Первым более комплексным чешским «взглядом» на нашего поэта, таким образом, стал (к сожалению) лишь сборник его избранных произведений, появившийся в половине 90-ых гг. под более-менее символическим заголовком Cizí nebe, заимствованным от названия одной из первых гумилёвских книг.9 Однако части переведенных Я. Кабичеком стихов вместе с частями лучшего до сих пор чешского аналитического эссе, посвященного жизни, творчеству и поэтике Н. Гумилёва (автором которого является известный специалист по русской литературе И. Гонзик) появлялись на самом деле уже раньше.10 Тот же автор отвел Гумилёву самостоятельную главу в своей книге Dvě století ruské literatury.11 В связи с чешским изданием приведенного сборника были напечатаны и некоторые критические рецензии, подчеркивающие у Гумилёва, между прочим, традиции стиля и семантических черт творчества Дж.

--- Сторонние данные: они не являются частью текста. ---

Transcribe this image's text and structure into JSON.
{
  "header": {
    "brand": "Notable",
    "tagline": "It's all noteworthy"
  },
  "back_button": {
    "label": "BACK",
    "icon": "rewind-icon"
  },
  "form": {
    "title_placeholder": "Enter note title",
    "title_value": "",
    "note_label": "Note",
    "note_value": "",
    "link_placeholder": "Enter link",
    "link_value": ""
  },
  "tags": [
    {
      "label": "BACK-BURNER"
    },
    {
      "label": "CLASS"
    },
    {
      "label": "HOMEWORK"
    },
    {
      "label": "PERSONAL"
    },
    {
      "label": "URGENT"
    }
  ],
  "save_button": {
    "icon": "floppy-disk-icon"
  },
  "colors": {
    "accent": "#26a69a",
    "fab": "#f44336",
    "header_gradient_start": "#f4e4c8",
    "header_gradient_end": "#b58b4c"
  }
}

Лондона (именно склонность к авантюризму, экзотике и очарованию путешествием) и Ш. Бодлера (особенно склонность к иронии, гримасе или даже насмешке и формальной изысканности). Чешские критики акцентируют тоже способность Гумилёва находить в образах действительности собственные взгляды на окружающий нас мир и более глубокие, внутренние связи, прежде всего, находить в конкретных мгновениях жизни людей и природы тайну «вечной жизни». В связи с этим критиками высоко оценивается способность поэта создавать подтекстовые намеки, придающие его стихам ассоциативную семантическую глубину.12 Вскоре после того появился «новый» словарь русских писателей, в который включена осведомленная статья Д, Кшицовой (одного из видных чешских знатоков русской поэзии перелома XIX-XX вв.), резюмирующая основные чешские представления о жизни и творчестве Гумилёва.13 Кшицова касается нашего поэта и в других своих работах, посвященных проблематике русского модернизма.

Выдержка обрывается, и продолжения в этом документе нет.